The ICC would be violating Philippine sovereignty, he said, if it insisted on doing a full-blown investigation of drug war deaths as our judicial system was working well and did not need an external entity to meddle in our internal affairs.

This official government position was reiterated by no less than President Marcos, who declared: “We’re done talking with the ICC. Like what we have been saying from the beginning, we will not cooperate with them in any way, shape, or form.”

But it appears the CHR is taking seriously its mandate as an “independent office” as the 1987 Constitution calls it that can “investigate on its own or on complaint by any party, all forms of human rights involving civil and political rights.”

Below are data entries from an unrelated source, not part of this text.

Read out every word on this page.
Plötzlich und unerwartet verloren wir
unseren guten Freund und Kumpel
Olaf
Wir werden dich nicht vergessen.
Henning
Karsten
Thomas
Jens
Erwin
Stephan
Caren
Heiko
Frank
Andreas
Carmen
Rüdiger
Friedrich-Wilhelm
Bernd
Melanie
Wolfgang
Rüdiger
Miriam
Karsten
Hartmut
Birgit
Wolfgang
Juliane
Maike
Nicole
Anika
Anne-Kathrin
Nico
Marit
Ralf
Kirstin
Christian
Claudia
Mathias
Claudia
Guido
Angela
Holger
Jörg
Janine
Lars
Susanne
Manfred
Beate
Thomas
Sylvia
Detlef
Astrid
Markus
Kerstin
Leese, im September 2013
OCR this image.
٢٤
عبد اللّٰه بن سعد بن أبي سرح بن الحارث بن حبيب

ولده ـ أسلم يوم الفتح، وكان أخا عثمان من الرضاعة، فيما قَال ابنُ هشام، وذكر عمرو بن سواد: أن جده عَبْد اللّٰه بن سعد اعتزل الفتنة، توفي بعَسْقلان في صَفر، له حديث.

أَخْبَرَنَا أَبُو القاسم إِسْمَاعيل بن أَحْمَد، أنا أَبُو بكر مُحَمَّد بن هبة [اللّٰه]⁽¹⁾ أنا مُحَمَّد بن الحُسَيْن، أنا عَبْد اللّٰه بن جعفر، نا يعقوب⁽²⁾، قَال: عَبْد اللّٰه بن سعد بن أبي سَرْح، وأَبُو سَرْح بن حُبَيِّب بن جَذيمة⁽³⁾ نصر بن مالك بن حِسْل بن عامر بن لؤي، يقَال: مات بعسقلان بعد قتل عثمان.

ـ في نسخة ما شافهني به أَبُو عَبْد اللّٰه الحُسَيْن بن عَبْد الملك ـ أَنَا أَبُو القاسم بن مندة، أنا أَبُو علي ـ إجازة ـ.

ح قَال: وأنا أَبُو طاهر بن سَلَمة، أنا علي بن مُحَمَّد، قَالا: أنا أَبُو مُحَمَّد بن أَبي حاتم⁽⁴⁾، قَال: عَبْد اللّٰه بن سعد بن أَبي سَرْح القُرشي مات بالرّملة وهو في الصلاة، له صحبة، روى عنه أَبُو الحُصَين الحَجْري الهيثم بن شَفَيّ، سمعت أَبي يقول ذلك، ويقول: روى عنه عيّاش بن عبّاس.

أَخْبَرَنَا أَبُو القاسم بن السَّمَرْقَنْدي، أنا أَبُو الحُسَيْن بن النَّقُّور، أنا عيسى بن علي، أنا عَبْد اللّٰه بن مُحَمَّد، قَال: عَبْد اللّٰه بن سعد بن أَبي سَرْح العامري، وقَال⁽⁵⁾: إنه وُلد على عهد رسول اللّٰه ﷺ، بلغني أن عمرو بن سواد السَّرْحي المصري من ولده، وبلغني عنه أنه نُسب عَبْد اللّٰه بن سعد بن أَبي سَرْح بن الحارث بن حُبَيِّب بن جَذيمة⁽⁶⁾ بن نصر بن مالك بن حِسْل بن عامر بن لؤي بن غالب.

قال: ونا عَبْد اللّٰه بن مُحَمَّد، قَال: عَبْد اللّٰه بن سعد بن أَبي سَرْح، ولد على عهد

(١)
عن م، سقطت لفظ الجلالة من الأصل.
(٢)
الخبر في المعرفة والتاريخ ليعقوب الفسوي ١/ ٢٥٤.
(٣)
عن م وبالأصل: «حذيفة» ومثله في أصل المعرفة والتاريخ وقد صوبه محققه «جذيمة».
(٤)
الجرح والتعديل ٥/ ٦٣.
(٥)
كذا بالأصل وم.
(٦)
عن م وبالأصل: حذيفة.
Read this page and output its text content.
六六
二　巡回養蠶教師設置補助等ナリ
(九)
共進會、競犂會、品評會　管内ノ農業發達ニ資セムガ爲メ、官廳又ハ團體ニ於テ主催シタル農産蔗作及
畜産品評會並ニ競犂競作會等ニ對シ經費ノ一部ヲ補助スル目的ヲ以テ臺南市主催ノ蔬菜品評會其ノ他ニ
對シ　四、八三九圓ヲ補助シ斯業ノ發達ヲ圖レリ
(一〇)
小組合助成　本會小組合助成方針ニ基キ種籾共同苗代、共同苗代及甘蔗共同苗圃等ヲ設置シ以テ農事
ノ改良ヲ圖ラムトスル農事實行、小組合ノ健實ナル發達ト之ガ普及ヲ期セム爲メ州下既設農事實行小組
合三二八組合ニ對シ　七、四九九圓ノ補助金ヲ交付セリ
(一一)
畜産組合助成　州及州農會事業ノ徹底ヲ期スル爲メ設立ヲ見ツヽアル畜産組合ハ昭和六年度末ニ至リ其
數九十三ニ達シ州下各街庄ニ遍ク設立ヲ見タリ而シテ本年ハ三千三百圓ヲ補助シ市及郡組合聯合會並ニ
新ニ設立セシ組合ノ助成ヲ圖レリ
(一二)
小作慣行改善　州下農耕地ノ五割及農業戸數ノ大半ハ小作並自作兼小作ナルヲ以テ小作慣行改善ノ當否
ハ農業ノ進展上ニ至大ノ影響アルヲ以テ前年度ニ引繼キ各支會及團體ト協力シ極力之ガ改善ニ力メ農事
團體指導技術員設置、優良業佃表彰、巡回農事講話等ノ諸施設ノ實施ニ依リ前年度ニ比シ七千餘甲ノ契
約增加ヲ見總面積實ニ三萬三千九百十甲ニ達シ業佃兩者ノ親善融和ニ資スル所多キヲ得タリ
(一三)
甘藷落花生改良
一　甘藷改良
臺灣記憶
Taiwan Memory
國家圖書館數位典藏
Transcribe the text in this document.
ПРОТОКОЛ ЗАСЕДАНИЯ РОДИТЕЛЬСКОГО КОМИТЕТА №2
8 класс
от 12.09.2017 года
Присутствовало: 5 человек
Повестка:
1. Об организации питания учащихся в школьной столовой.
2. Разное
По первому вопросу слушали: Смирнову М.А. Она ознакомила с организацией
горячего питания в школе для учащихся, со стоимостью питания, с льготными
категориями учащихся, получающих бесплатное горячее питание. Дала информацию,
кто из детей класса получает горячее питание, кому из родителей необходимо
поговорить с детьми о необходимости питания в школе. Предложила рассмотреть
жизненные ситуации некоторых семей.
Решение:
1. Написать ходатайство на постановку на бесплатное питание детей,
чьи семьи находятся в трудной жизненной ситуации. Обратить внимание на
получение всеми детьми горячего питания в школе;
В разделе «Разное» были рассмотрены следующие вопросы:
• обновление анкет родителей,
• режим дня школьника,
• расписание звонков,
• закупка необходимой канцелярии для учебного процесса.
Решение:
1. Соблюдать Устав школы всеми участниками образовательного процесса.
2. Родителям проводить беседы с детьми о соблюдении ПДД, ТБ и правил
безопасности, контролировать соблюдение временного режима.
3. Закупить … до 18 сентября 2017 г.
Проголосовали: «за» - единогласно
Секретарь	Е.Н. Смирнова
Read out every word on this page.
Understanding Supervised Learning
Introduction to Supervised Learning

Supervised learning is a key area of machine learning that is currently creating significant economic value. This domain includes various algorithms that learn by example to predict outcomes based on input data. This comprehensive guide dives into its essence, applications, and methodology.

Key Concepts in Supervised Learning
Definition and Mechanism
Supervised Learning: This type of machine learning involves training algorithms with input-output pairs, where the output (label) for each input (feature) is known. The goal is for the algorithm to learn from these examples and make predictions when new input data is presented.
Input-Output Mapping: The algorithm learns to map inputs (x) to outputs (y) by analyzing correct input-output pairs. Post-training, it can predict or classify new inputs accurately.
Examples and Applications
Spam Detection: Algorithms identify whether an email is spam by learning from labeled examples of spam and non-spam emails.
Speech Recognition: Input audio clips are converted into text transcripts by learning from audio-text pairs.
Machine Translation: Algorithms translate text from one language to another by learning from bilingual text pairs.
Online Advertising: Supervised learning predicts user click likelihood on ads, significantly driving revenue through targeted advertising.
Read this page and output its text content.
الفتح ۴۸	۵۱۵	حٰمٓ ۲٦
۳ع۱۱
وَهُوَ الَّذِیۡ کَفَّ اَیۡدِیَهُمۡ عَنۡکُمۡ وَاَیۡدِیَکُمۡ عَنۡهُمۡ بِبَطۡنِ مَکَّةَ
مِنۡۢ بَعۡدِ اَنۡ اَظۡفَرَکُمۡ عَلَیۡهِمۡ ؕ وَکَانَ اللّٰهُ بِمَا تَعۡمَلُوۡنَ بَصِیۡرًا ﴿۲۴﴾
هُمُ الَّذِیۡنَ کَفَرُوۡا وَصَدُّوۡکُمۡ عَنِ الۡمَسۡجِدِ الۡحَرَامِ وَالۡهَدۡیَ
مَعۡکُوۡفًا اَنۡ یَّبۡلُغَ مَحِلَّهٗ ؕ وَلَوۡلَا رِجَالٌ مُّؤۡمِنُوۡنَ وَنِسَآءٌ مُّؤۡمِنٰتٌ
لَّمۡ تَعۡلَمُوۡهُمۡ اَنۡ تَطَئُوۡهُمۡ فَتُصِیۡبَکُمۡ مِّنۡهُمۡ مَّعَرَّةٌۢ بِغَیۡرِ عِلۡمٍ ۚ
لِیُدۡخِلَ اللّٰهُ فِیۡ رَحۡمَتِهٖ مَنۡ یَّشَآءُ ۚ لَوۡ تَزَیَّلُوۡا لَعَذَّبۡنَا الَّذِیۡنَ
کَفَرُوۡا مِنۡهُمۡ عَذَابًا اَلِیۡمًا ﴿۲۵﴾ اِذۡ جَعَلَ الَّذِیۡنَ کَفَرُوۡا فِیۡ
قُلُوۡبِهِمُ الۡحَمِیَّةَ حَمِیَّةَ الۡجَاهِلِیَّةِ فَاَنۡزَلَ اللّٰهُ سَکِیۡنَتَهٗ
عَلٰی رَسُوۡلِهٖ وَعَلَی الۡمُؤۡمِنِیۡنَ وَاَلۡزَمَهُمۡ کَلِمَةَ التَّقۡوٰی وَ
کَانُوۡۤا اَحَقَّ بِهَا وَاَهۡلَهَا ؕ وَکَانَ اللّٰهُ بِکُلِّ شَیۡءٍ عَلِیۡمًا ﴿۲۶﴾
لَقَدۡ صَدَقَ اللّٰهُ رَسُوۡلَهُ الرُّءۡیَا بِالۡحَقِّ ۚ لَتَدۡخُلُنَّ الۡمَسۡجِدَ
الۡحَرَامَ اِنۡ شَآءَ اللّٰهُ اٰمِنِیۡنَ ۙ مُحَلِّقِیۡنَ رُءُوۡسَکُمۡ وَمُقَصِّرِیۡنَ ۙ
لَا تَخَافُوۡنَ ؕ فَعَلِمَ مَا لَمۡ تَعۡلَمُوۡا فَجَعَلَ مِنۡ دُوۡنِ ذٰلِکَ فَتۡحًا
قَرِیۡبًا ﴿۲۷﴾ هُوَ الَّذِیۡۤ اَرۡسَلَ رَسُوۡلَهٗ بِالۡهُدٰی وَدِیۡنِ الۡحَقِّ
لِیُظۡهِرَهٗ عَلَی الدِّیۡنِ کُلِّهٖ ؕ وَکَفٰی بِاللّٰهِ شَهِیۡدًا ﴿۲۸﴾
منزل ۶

What the CHR chairman said recently was the agency was “willing to cooperate” with the ICC on its investigation into the Duterte administration’s war on drugs.

But he admitted that the commission does not know yet which specific cases the ICC would look into. He also said the court had not yet sought the CHR’s assistance regarding any case.

While the CHR only has recommendatory but not prosecutorial power, it can grant “immunity from prosecution to any person whose testimony or possession of documents or other evidence is necessary or convenient to determine the truth in any investigation conducted by it or under its authority.”

Palpal-latoc told media recently “if the ICC will request us to help them [provide] the evidence we have gathered in the cases we have already investigated, we can share it…If our participation would help find a solution to the problem of human rights affecting Filipinos, we will perform our mandate.”

No doubt, human rights groups would welcome the CHR’s position that stands in direct contrast to that taken by Malacañang and the DOJ.

But will the CHR stand pat on this? That we’ll have to see.